Emacs
The second week into Amazon, and there is still a lot to learn and catch up on. Learning just the development tools would take a while, not to mention my team's own software. My team is called Website Core & Tools and our software is highly leveraged in Amazon. This also means that we will have to understand a lot more than our own piece of code. I guess this would be a great opportunity to learn about Amazon's web technology, one that supports the world's largest retail website. This is one of the main reasons I decided to join Amazon.
Other than that, I have decided, finally, to learn emacs seriously. Have been avoiding it for 8 years when I was using Linux/Unix. Why I didn't learn? Cause I believe that a good GUI development environment (like UltraEdit/VS) would be just as good as emacs. This is the era of GUI based productivity improvement so we should take advantage of the new found power of technology. I was able to do some good development using these editors while staying on nedit/pico in Linux for most of my academic years. Why I am learning now? There are several good reasons. First is that there is no good GUI software editor tools, but I get some good support on emacs.
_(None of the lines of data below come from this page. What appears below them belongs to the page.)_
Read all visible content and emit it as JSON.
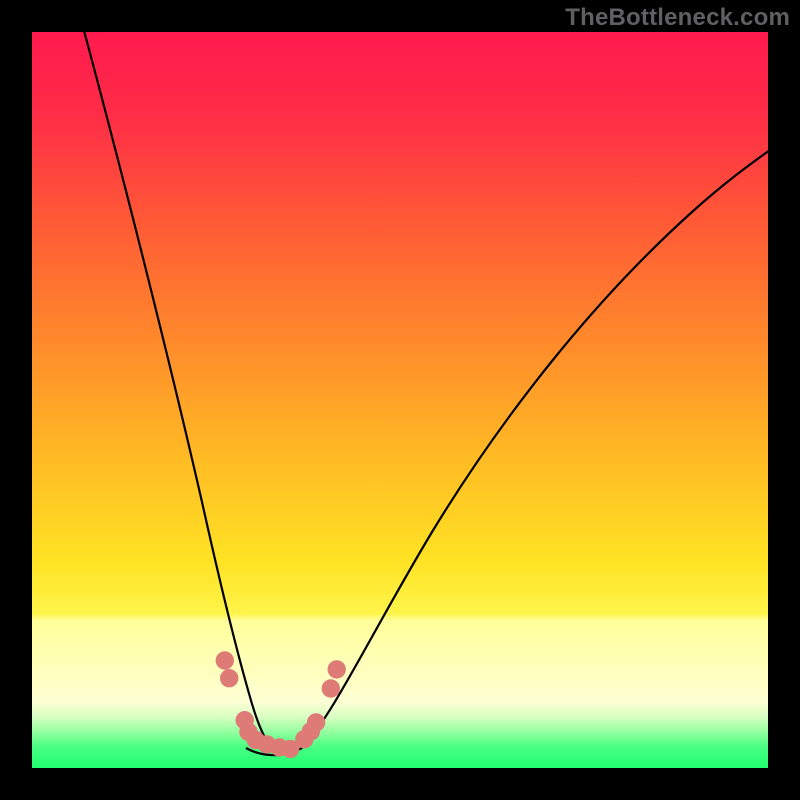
{
  "watermark": "TheBottleneck.com",
  "colors": {
    "gradient_top": "#ff1a4d",
    "gradient_mid_upper": "#ff7a2e",
    "gradient_mid": "#ffd624",
    "gradient_pale_band_top": "#ffff9b",
    "gradient_pale_band_bottom": "#fdffd4",
    "gradient_bottom": "#1eff6f",
    "curve": "#000000",
    "marker": "#df7b76",
    "frame": "#000000"
  },
  "chart_data": {
    "type": "line",
    "title": "",
    "xlabel": "",
    "ylabel": "",
    "x_range": [
      0,
      100
    ],
    "y_range_percent_from_top": [
      0,
      100
    ],
    "note": "No numeric axis ticks are visible; positions are given in percent of plot width (x) and percent of plot height from the top (y). Lower y (nearer 100) is the green 'good' zone at the bottom.",
    "series": [
      {
        "name": "left-branch",
        "x_percent": [
          7,
          10,
          14,
          18,
          21,
          24,
          26,
          28,
          29.5,
          30.5
        ],
        "y_percent_from_top": [
          0,
          16,
          35,
          54,
          68,
          79,
          86,
          91,
          94.5,
          96.5
        ]
      },
      {
        "name": "right-branch",
        "x_percent": [
          38,
          40,
          44,
          50,
          58,
          66,
          74,
          82,
          90,
          100
        ],
        "y_percent_from_top": [
          96,
          92,
          83,
          71,
          57,
          45,
          35,
          26,
          20,
          15
        ]
      }
    ],
    "markers": {
      "name": "highlighted-points",
      "shape": "circle",
      "color": "#df7b76",
      "radius_percent": 1.25,
      "points_percent": [
        {
          "x": 26.2,
          "y": 85.4
        },
        {
          "x": 26.8,
          "y": 87.8
        },
        {
          "x": 28.9,
          "y": 93.5
        },
        {
          "x": 29.4,
          "y": 95.1
        },
        {
          "x": 30.4,
          "y": 96.2
        },
        {
          "x": 31.9,
          "y": 96.8
        },
        {
          "x": 33.6,
          "y": 97.2
        },
        {
          "x": 35.1,
          "y": 97.4
        },
        {
          "x": 37.0,
          "y": 96.1
        },
        {
          "x": 37.9,
          "y": 95.0
        },
        {
          "x": 38.6,
          "y": 93.8
        },
        {
          "x": 40.6,
          "y": 89.2
        },
        {
          "x": 41.4,
          "y": 86.6
        }
      ]
    },
    "gradient_bands_percent_from_top": {
      "red_to_orange": [
        0,
        42
      ],
      "orange_to_yellow": [
        42,
        72
      ],
      "pale_yellow_band": [
        79,
        91
      ],
      "green": [
        95,
        100
      ]
    }
  }
}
Second is that I want to learn some new tool, and emacs will be a useful one in the Linux environment....esp remote environment.
A typically topic came up when I was having lunch with colleagues, and dinner with friends from MS. The topic is about salary package and also about new graduates. The verdict is that current new hires are getting higher salary than 2-3 years go, I guess the job market is now recovering and companies just have to offer higher salary to grab the talents. The other factor is that their is now a "cold war" between the large .com companies like Yahoo/Google/Amazon, all of them are diversifying their business and testing out waters in new areas of online services. This also means they are hiring a lot of software engineers to do the job. Google is setting the standard by giving high salary packages to new hires, this puts pressure on the other big companies to offer something better.
Another proposition that came up is that they are willing to pay higher salary to pull in the talent but after they join the company, they will not be getting any good pay rise for years. The catch is that you get the high start, it will be amortized over your years in the company. This goes for all the big companies, and from what we hear from blogs - Google as well. If you think about this, it makes sense and also benefits the employee themselves as well. Not many professions have a starting salary as high as software engineers. Like many engineers as well, you will hit a ceiling ($150k-$200k for a Principal Engineer?) - you just cannot get rich by being an employee - unless the good old technology bubble comes back again - highly unlikely.
With this in mind, my philosophy is to enjoy life and not just for work. Your are just working at most to double your salary which probably just means a better house. Since you are spending most of your mature life at work, you might as well find a position that you enjoy and have interest in. At least this way it will make your life somewhat meaningful. If you want to make it rich, you will have to take the risk and become an enterpreur........and their goes all your free time and to some extent, your life.
Is coming to US/Seattle the right choice? Is joining Amazon the right move? I cannot answer that now but I will make sure I make the most of the experience, enjoy it if possible.